Member of Parliament
- In office 28 March 2013 – 28 February 2026
- Preceded by: Constituency established
- Succeeded by: David Kipsang Keter
- Constituency: Emurua Dikirr

Personal details
- Born: Johana Ng'eno Kipyegon 12 December 1972 Narok District, Rift Valley Province, Kenya
- Died: 28 February 2026 (aged 53) Chepkiep, Mosop, Nandi County, Kenya
- Cause of death: Helicopter crash
- Education: Taras Shevchenko National University of Kyiv (Bachelor of Arts in International Law) Maseno School

= Johana Ng'eno =

Kenyan politician (1972–2026)

Johana Ng'eno Kipyegon (12 December 1972 – 28 February 2026) was a Kenyan politician and member of the Kenyan National Assembly.

==Early life==
Ng'eno was born on 12 December 1972 in rural Narok County, Kenya, where access to education was limited but highly valued. He began schooling at Mogondo Primary School before joining Maseno National School for secondary education. He moved to Molo in 1994 during a famine. Ng'eno attended the Taras Shevchenko National University of Kyiv in Kyiv, Ukraine, earning a Bachelor of Arts in International Law. He returned to Kenya and got an LL.B from Mount Kenya University and a Master of Arts in International Studies from the University of Nairobi.

==Career==

Ng'eno served as Director at the Agricultural Development Corporation (ADC) from 2008 to 2012. In September 2025, he became the bar as an Advocate of the High Court of Kenya. He served on several influential committees, including the Departmental Committee on Justice and Legal Affairs, the Public Investments Committee, and the National Government Constituencies Development Fund (NG-CDF) Committee.

==Personal life==
Ng'eno provided school buses to multiple institutions and disbursing NG-CDF bursaries to students in need. In September 2020, he was arrested and charged in connection with his statements during protests related to Mau forest evictions and related disagreements. Authorities accused him of incitement. He was detained for about two days at the Nakuru Prison before being brought before a magistrate. The court granted him bond, requiring him to post Ksh2 million or alternatively Ksh1 million in cash, and ordered that he should refrain from making public comments that might incite violence or hatred. In early 2025, he purchased land and transferred title deeds to the family of the late Chumeek.

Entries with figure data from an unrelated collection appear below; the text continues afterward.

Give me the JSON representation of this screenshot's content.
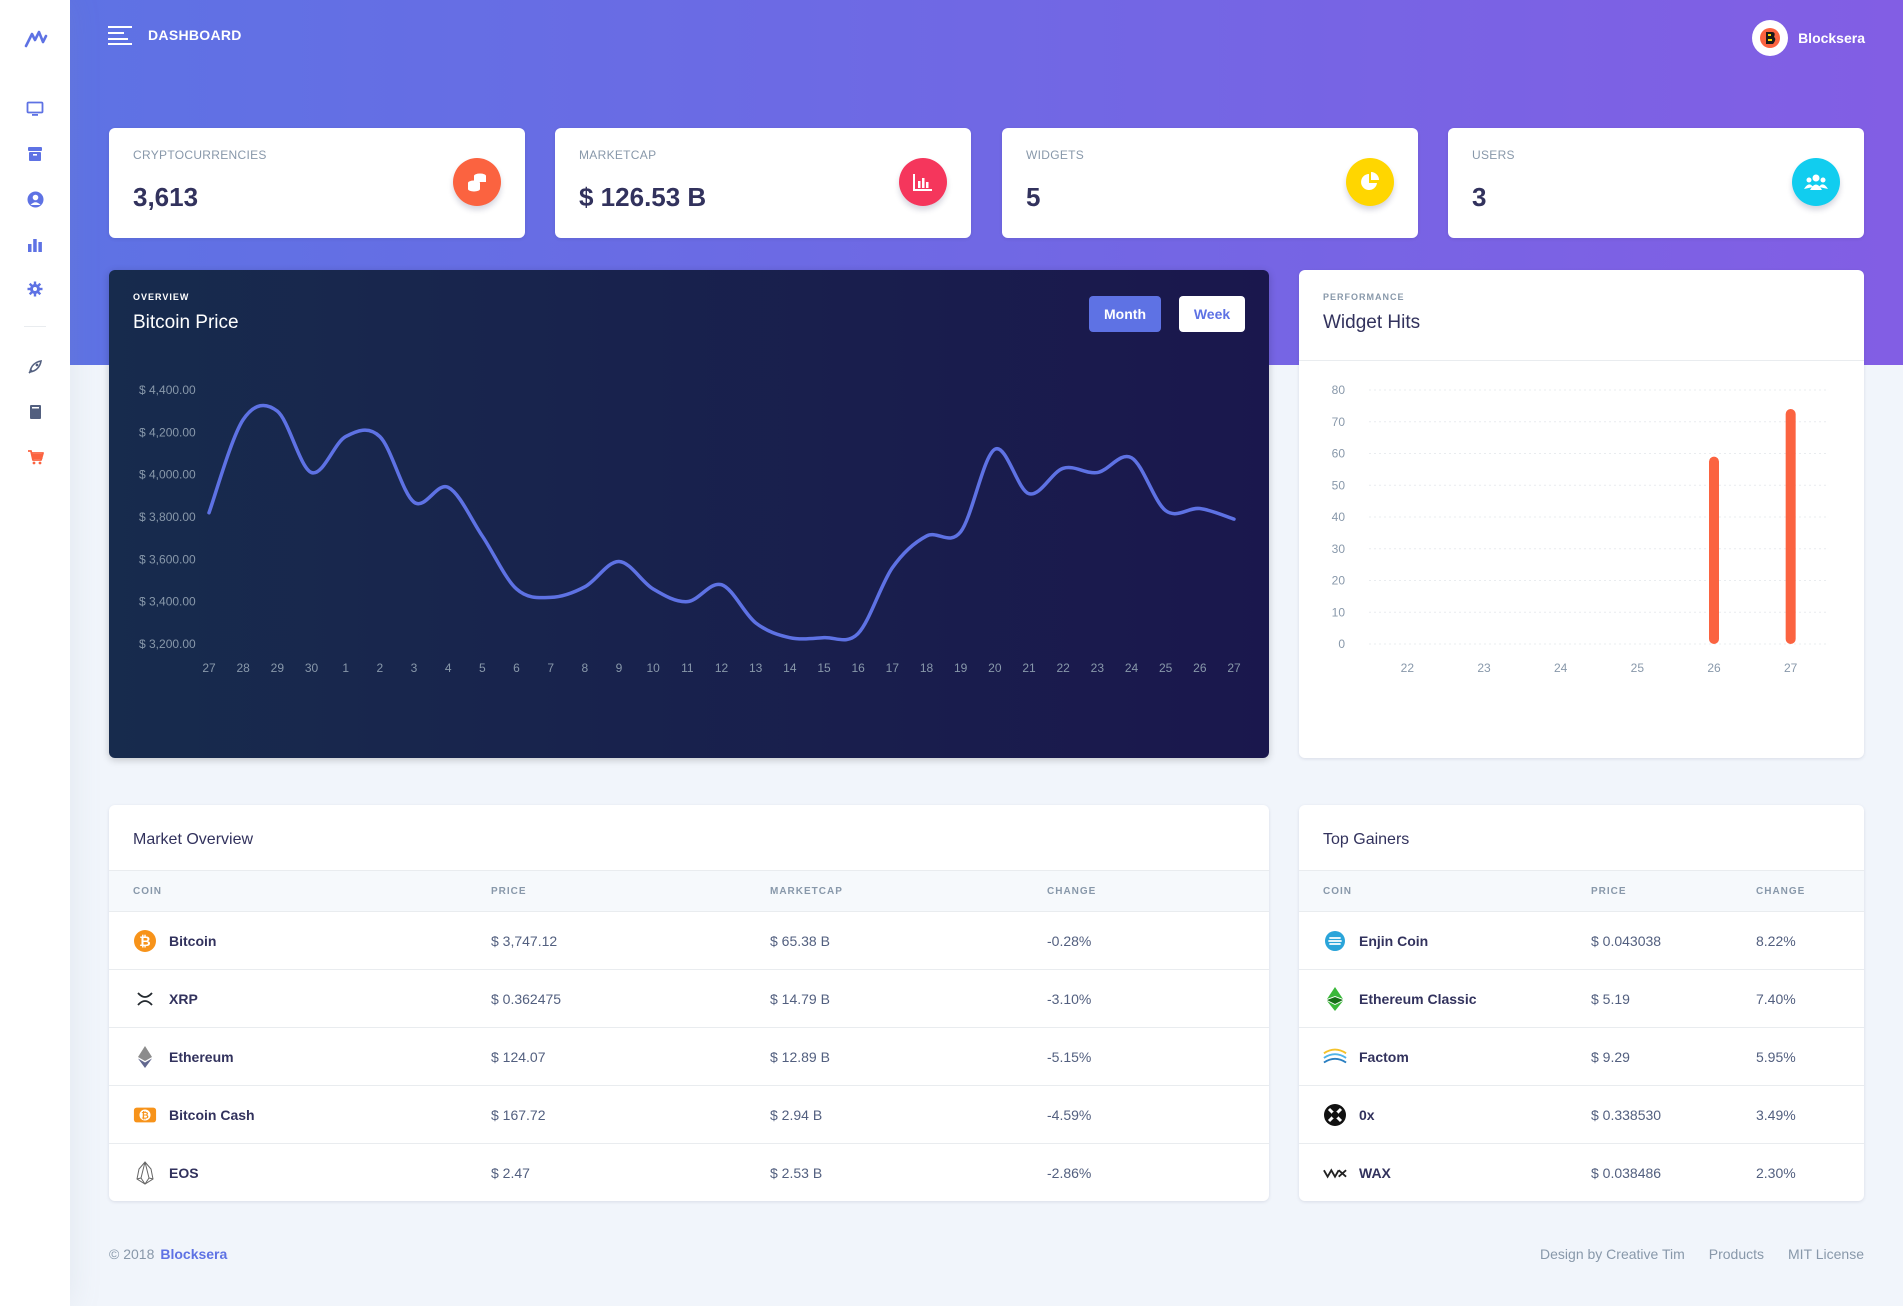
{
  "header": {
    "title": "DASHBOARD",
    "brand_name": "Blocksera"
  },
  "sidebar": {
    "items": [
      {
        "icon": "desktop-icon"
      },
      {
        "icon": "archive-icon"
      },
      {
        "icon": "user-circle-icon"
      },
      {
        "icon": "bar-chart-icon"
      },
      {
        "icon": "gear-icon"
      },
      {
        "icon": "rocket-icon"
      },
      {
        "icon": "book-icon"
      },
      {
        "icon": "cart-icon"
      }
    ]
  },
  "stats": [
    {
      "label": "CRYPTOCURRENCIES",
      "value": "3,613",
      "icon": "coins-icon",
      "color": "#fb6340"
    },
    {
      "label": "MARKETCAP",
      "value": "$ 126.53 B",
      "icon": "bar-chart-icon",
      "color": "#f5365c"
    },
    {
      "label": "WIDGETS",
      "value": "5",
      "icon": "pie-chart-icon",
      "color": "#ffd600"
    },
    {
      "label": "USERS",
      "value": "3",
      "icon": "users-icon",
      "color": "#11cdef"
    }
  ],
  "overview": {
    "eyebrow": "OVERVIEW",
    "title": "Bitcoin Price",
    "month_label": "Month",
    "week_label": "Week"
  },
  "performance": {
    "eyebrow": "PERFORMANCE",
    "title": "Widget Hits"
  },
  "chart_data": [
    {
      "type": "line",
      "title": "Bitcoin Price",
      "x": [
        "27",
        "28",
        "29",
        "30",
        "1",
        "2",
        "3",
        "4",
        "5",
        "6",
        "7",
        "8",
        "9",
        "10",
        "11",
        "12",
        "13",
        "14",
        "15",
        "16",
        "17",
        "18",
        "19",
        "20",
        "21",
        "22",
        "23",
        "24",
        "25",
        "26",
        "27"
      ],
      "ylim": [
        3200,
        4400
      ],
      "yticks": [
        "$ 3,200.00",
        "$ 3,400.00",
        "$ 3,600.00",
        "$ 3,800.00",
        "$ 4,000.00",
        "$ 4,200.00",
        "$ 4,400.00"
      ],
      "series": [
        {
          "values": [
            3820,
            4260,
            4300,
            4010,
            4180,
            4180,
            3870,
            3940,
            3710,
            3460,
            3420,
            3470,
            3590,
            3460,
            3400,
            3480,
            3300,
            3230,
            3230,
            3250,
            3560,
            3710,
            3730,
            4120,
            3910,
            4030,
            4010,
            4080,
            3830,
            3840,
            3790
          ],
          "color": "#5e72e4"
        }
      ],
      "grid": false
    },
    {
      "type": "bar",
      "title": "Widget Hits",
      "categories": [
        "22",
        "23",
        "24",
        "25",
        "26",
        "27"
      ],
      "values": [
        0,
        0,
        0,
        0,
        59,
        74
      ],
      "ylim": [
        0,
        80
      ],
      "yticks": [
        0,
        10,
        20,
        30,
        40,
        50,
        60,
        70,
        80
      ],
      "color": "#fb6340",
      "grid": true
    }
  ],
  "market": {
    "title": "Market Overview",
    "headers": [
      "COIN",
      "PRICE",
      "MARKETCAP",
      "CHANGE"
    ],
    "rows": [
      {
        "icon": "bitcoin-icon",
        "coin": "Bitcoin",
        "price": "$ 3,747.12",
        "marketcap": "$ 65.38 B",
        "change": "-0.28%"
      },
      {
        "icon": "xrp-icon",
        "coin": "XRP",
        "price": "$ 0.362475",
        "marketcap": "$ 14.79 B",
        "change": "-3.10%"
      },
      {
        "icon": "ethereum-icon",
        "coin": "Ethereum",
        "price": "$ 124.07",
        "marketcap": "$ 12.89 B",
        "change": "-5.15%"
      },
      {
        "icon": "bitcoin-cash-icon",
        "coin": "Bitcoin Cash",
        "price": "$ 167.72",
        "marketcap": "$ 2.94 B",
        "change": "-4.59%"
      },
      {
        "icon": "eos-icon",
        "coin": "EOS",
        "price": "$ 2.47",
        "marketcap": "$ 2.53 B",
        "change": "-2.86%"
      }
    ]
  },
  "gainers": {
    "title": "Top Gainers",
    "headers": [
      "COIN",
      "PRICE",
      "CHANGE"
    ],
    "rows": [
      {
        "icon": "enjin-icon",
        "coin": "Enjin Coin",
        "price": "$ 0.043038",
        "change": "8.22%"
      },
      {
        "icon": "ethereum-classic-icon",
        "coin": "Ethereum Classic",
        "price": "$ 5.19",
        "change": "7.40%"
      },
      {
        "icon": "factom-icon",
        "coin": "Factom",
        "price": "$ 9.29",
        "change": "5.95%"
      },
      {
        "icon": "0x-icon",
        "coin": "0x",
        "price": "$ 0.338530",
        "change": "3.49%"
      },
      {
        "icon": "wax-icon",
        "coin": "WAX",
        "price": "$ 0.038486",
        "change": "2.30%"
      }
    ]
  },
  "footer": {
    "copyright": "© 2018",
    "brand": "Blocksera",
    "links": [
      "Design by Creative Tim",
      "Products",
      "MIT License"
    ]
  }
}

On an interview in June 2025, Ng'eno said he was kidnapped inside a police station at night and was almost killed in a forest.

===Death===
At around 4:45 p.m. on 28 February 2026, a Eurocopter AS350 Écureuil helicopter carrying him and five others en route from Wilson Airport in Nairobi struck trees while flying at low altitude during bad weather in Chepkiep, Mosop, Nandi County. All six occupants were killed and the helicopter was destroyed by fire. The victims were identified as Ng'eno, Amos Kipngetich Rotich, an officer from the Kenya Forest Service, Nick Kosgey, Ng'eno's personal photographer, Wycliffe Kiprotich Rono, a protocol officer, Robert Kipkoech Keter, a teacher and George Were, the pilot. The bodies were burnt beyond recognition. They were transported to a funeral home in Nairobi on 1 March. Leaders, including president William Ruto and politician Martha Karua, mourned Ng'eno. The flight recorder and other critical equipment were recovered from the site. A preliminary report is expected to be released in 30 days.